New CEO Robert Kyncl referred to the decision as part of the path toward evolving the company for the future rather than simply cost-cutting.
This week, Warner Music Group announced new layoffs covering about 270 positions (approximately 4% of its global workforce) as part of an ongoing campaign of company evolution, new CEO Robert Kyncl confirmed to staff members in an email. The memo notes that in order for the company to take advantage of the biggest opportunities ahead, hard choices were going to be necessary.
Kyncl was announced as the new CEO last September to replace Steve Cooper, who was with the company for 11 years. Kyncl’s background is primarily centered on bridging technology and entertainment. He shared in the memo that the decision was one way to help reorganize and prepare for a quick-paced business climate alongside an increased emphasis on technology and “artist and songwriter development.”
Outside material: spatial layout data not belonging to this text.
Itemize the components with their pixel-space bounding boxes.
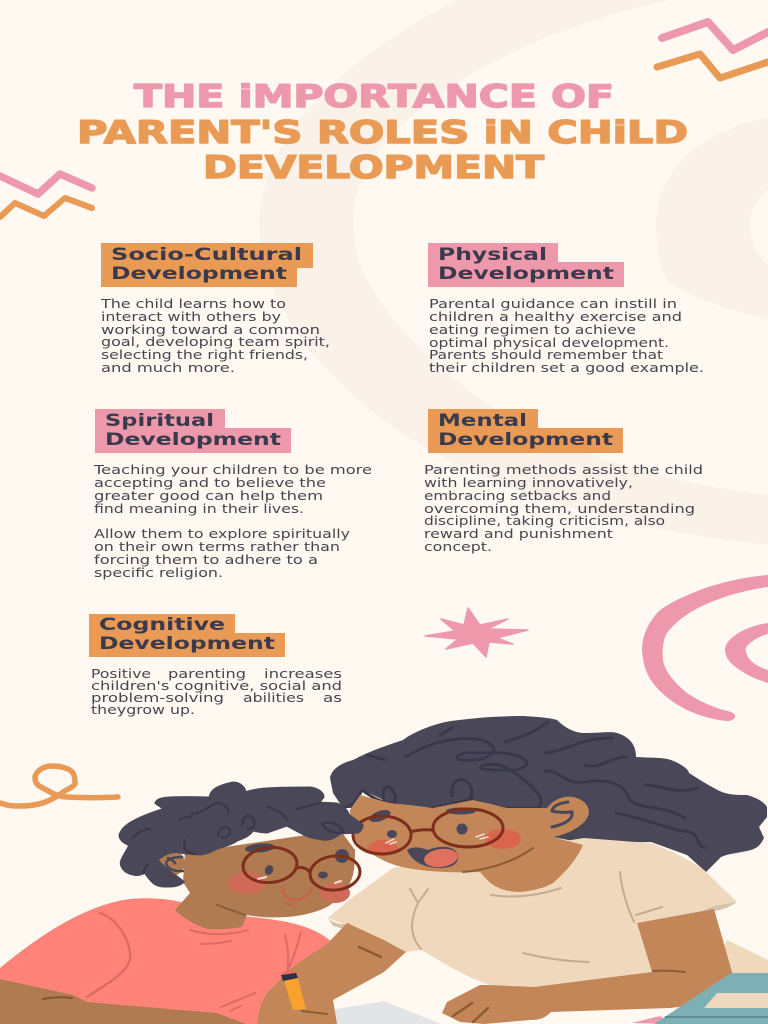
panel: spiritual development xyxy=(93,409,372,580)
decoration: star xyxy=(425,608,528,657)
panel: cognitive development xyxy=(89,614,342,717)
heading: physical: Development xyxy=(438,264,614,283)
text: spiritual body xyxy=(93,463,372,580)
text: mental body: overcoming them, understanding xyxy=(424,502,695,516)
text: physical body: optimal physical development. xyxy=(429,336,669,350)
boy glasses xyxy=(242,845,361,892)
text: physical body xyxy=(429,297,704,375)
text: socio-cultural body: and much more. xyxy=(101,361,235,375)
background spiral xyxy=(259,0,768,545)
mother arms xyxy=(257,909,732,1024)
panel: socio-cultural development xyxy=(100,243,330,375)
mother eyes and brows xyxy=(368,808,476,838)
text: mental body: discipline, taking criticism, also xyxy=(424,514,665,528)
heading: spiritual: Development xyxy=(105,430,281,449)
text: socio-cultural body: selecting the right friends, xyxy=(101,348,308,362)
boy neck line xyxy=(217,905,245,915)
illustration: parent and child xyxy=(0,716,768,1024)
text: cognitive body: Positive xyxy=(91,667,151,681)
title: THE iMPORTANCE OF xyxy=(134,79,614,115)
heading: cognitive: Cognitive xyxy=(99,615,225,634)
paper xyxy=(330,1001,441,1024)
text: socio-cultural body: The child learns how to xyxy=(100,297,286,311)
mother hair curls xyxy=(343,722,705,848)
boy xyxy=(0,783,362,1024)
panel: physical development xyxy=(428,243,704,375)
text: spiritual body: accepting and to believe the xyxy=(94,476,326,490)
text: mental body xyxy=(424,463,703,554)
decoration: left zigzags xyxy=(0,174,92,217)
text: physical body: their children set a good example. xyxy=(429,361,704,375)
text: cognitive body: increases xyxy=(264,667,342,681)
boy eyes and brows xyxy=(245,842,349,878)
boy eye highlights xyxy=(258,877,341,883)
text: socio-cultural body xyxy=(100,297,330,375)
text: spiritual body: find meaning in their lives. xyxy=(94,502,304,516)
mother right arm xyxy=(442,909,732,1024)
boy ear xyxy=(157,850,185,876)
text: cognitive body: problem-solving xyxy=(91,691,224,705)
mother shirt folds xyxy=(410,872,662,962)
text: spiritual body: Allow them to explore spiritually xyxy=(94,527,350,541)
mother shirt xyxy=(328,838,737,987)
mother back xyxy=(700,940,768,1000)
mother smile line xyxy=(463,848,533,872)
heading: mental: Mental xyxy=(438,411,527,430)
text: spiritual body: forcing them to adhere to a xyxy=(94,553,318,567)
heading: socio-cultural xyxy=(101,243,313,287)
mother sleeve shadow xyxy=(328,902,737,930)
boy neck and face xyxy=(175,830,355,929)
mother arm details xyxy=(453,971,685,1022)
heading: cognitive: Development xyxy=(99,634,275,653)
heading: mental xyxy=(428,409,623,453)
text: mental body: concept. xyxy=(424,540,492,554)
text: socio-cultural body: working toward a common xyxy=(101,323,320,337)
heading: physical: Physical xyxy=(438,245,547,264)
text: physical body: children a healthy exercise and xyxy=(429,310,682,324)
mother mouth xyxy=(407,847,459,869)
text: mental body: reward and punishment xyxy=(424,527,613,541)
heading: spiritual: Spiritual xyxy=(105,411,214,430)
heading: mental: Development xyxy=(438,430,613,449)
text: physical body: eating regimen to achieve xyxy=(429,323,636,337)
boy shirt xyxy=(0,898,335,1024)
mother glasses xyxy=(353,809,503,854)
mother eye highlights xyxy=(386,834,488,844)
text: physical body: Parents should remember that xyxy=(429,348,663,362)
book xyxy=(632,973,768,1024)
title xyxy=(77,79,688,186)
heading: cognitive xyxy=(89,614,285,657)
heading: spiritual xyxy=(95,409,291,453)
boy cheeks xyxy=(228,872,350,903)
text: cognitive body: theygrow up. xyxy=(91,703,195,717)
text: cognitive body: children's cognitive, social and xyxy=(91,679,342,693)
heading: physical xyxy=(428,243,624,287)
mother neck and face xyxy=(350,795,583,892)
mother left arm xyxy=(257,923,406,1024)
boy arm xyxy=(0,979,246,1024)
boy shirt folds xyxy=(87,913,301,1011)
text: physical body: Parental guidance can instill in xyxy=(429,297,677,311)
decoration: pink swirl xyxy=(642,575,768,721)
pencil xyxy=(281,970,306,1010)
boy smile xyxy=(282,887,312,905)
boy curls xyxy=(133,803,343,873)
text: spiritual body: greater good can help them xyxy=(94,489,323,503)
mother ear xyxy=(547,797,589,837)
title: PARENT'S ROLES iN CHiLD xyxy=(77,115,688,151)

“I want to be clear that this is not a blanket cost-cutting exercise. Every decision has been made thoughtfully by our operators around the world, who considered the specific needs, skills, and priorities of each label, division, and territory in order to set us up for long-term success. The leader of your division will either be holding a town hall or sending an email to explain more about this path forward, ” Kyncl wrote.
WMG went public in 2020 after being acquired by Len Blavatnik’s Access Industries and has become the world’s third-largest music company. Its corporate umbrella currently includes legacy labels like Atlantic, Warner, 300-Elektra, and Parlophone.
“In my discussions with our leaders across the company, many of them came to the same conclusion – that to take advantage of the opportunities ahead of us, we need to make some hard choices in order to evolve,” Kyncl continued. “Consistent with this direction, we’ve made the tough decision to reduce our global team by approximately 270 people, or about 4%. At the same time, we’re reallocating resources towards new skills for artist and songwriter development and new tech initiatives. We’re also reducing discretionary spending and open positions to provide us with additional flexibility for our future.”